"Only those who risk going too far can possibly find out how far they can go." — T.S. Eliot
Earlier this week, Will Steger was thinking about the canoe-sled he lashed to the nether reaches of a spruce tree in the Canadian Barren Lands. That was last May and the tree was part of a small oasis in a region that is otherwise a sub-arctic prairie devoid of trees, and whose tundra is permanently frozen to within a few inches of the surface.
Steger had constructed the makeshift canoe hammock in advance of the arrival of his pilot friend, Dave Olesen, a onetime Ely, Minn., resident who now resides about 250 miles from Yellowknife, in Canada's Northwest Territories.

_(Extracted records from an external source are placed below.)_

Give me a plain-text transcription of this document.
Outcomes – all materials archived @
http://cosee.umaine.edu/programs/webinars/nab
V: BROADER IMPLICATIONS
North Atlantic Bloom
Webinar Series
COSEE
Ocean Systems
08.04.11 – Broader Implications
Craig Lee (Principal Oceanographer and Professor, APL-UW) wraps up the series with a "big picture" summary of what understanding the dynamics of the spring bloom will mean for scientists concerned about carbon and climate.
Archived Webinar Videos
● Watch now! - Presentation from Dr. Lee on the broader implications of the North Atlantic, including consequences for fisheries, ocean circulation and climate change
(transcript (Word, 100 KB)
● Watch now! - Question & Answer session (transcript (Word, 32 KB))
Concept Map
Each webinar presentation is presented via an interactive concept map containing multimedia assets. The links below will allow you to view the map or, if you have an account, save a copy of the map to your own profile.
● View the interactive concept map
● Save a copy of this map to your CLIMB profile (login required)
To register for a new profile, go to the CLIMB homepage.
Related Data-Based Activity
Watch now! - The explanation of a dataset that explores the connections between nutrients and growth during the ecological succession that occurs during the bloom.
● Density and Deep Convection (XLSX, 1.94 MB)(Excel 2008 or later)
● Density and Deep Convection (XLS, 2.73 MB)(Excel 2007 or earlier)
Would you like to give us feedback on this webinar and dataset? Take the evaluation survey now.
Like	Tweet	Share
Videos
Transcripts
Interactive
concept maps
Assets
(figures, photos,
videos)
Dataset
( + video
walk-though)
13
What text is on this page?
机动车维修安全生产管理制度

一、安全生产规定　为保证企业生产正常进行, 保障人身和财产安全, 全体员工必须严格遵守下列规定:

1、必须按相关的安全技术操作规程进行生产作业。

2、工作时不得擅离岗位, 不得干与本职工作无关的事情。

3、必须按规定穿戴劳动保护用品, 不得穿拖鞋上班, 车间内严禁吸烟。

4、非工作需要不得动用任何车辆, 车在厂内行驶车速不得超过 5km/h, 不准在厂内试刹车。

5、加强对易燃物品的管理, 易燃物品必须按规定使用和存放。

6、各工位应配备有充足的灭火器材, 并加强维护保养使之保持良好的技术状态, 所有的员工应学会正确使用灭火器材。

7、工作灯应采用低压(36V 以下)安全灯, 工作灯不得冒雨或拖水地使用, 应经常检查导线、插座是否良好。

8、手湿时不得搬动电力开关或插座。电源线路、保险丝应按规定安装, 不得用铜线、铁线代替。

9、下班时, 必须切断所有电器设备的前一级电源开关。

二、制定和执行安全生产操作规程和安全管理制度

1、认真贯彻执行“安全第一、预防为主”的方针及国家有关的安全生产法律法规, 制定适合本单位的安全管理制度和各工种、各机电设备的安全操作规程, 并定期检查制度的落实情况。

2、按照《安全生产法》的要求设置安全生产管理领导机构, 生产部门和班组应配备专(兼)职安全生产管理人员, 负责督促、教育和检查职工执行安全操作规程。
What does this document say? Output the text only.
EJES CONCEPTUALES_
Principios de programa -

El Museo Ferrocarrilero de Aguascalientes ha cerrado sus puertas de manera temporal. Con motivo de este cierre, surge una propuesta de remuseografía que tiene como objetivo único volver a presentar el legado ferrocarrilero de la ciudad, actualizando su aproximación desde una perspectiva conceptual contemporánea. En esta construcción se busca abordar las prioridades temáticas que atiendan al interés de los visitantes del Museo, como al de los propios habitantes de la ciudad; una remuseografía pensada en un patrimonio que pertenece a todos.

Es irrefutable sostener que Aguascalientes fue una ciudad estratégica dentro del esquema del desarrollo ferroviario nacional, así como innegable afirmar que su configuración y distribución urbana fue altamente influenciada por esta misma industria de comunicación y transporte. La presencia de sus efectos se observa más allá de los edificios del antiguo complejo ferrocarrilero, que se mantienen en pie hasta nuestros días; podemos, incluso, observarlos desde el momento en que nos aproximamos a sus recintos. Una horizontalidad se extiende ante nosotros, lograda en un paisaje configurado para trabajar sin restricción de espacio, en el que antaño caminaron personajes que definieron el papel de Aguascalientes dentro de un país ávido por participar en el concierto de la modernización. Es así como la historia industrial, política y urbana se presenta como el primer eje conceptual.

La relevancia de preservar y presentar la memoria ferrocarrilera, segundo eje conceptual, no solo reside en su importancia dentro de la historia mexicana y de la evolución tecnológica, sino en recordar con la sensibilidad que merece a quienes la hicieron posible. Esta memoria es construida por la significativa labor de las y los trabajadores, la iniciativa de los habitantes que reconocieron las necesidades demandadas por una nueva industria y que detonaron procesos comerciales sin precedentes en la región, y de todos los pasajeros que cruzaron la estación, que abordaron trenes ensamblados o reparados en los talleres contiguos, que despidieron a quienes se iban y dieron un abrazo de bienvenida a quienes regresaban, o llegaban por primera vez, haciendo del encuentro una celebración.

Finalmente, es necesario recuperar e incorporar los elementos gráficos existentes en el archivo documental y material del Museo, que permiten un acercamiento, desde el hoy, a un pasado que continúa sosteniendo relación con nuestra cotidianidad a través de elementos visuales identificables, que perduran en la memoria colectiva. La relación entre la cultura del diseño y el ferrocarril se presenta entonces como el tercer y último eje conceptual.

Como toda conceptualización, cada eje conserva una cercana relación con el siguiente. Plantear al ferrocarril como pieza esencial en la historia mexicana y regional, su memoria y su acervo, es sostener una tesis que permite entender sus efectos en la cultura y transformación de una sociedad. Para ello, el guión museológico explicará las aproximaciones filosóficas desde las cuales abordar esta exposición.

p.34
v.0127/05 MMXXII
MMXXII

A kindred spirit of Steger's, in addition to making extensive dog sled trips across Canada's far north, Olesen has run Alaska's famed Iditarod race eight times. Now for a living, he flies a bush plane, and last May, to help Steger, his longtime friend, he plucked him from the Barrens when Steger aborted a planned 1,000-mile solo expedition that started in northern Saskatchewan and was destined for Baker Lake in Canada's Nunavet Territory.
In his two-seater, ski-equipped plane, Olesen will return Steger to the canoe tree in March.
"A lot of large grizzlies inhabit that area," Steger said. "I'm hoping that by storing the canoe in the tree off the ground, the bears didn't get it."
Steger, 74, remains as he always has been: a dreamer whose compass points north. An All-World adventurer on a par with Robert Peary, Roald Amundsen and Amelia Earhart, among others, he successfully led a 1986 unsupported dog sled assault on the North Pole, a 1988 Greenland expedition, and a 1989 crossing of Antarctica.
But during his solo Barren Lands adventure last year — his sixth consecutive springtime journey during which he alternately skis, hikes and paddles — warmish weather came extremely late, and what was supposed to be an expedition during which many of the Barrens' multitudinous rivers would be run in his canoe, instead morphed into a 2 ½-monthlong portage.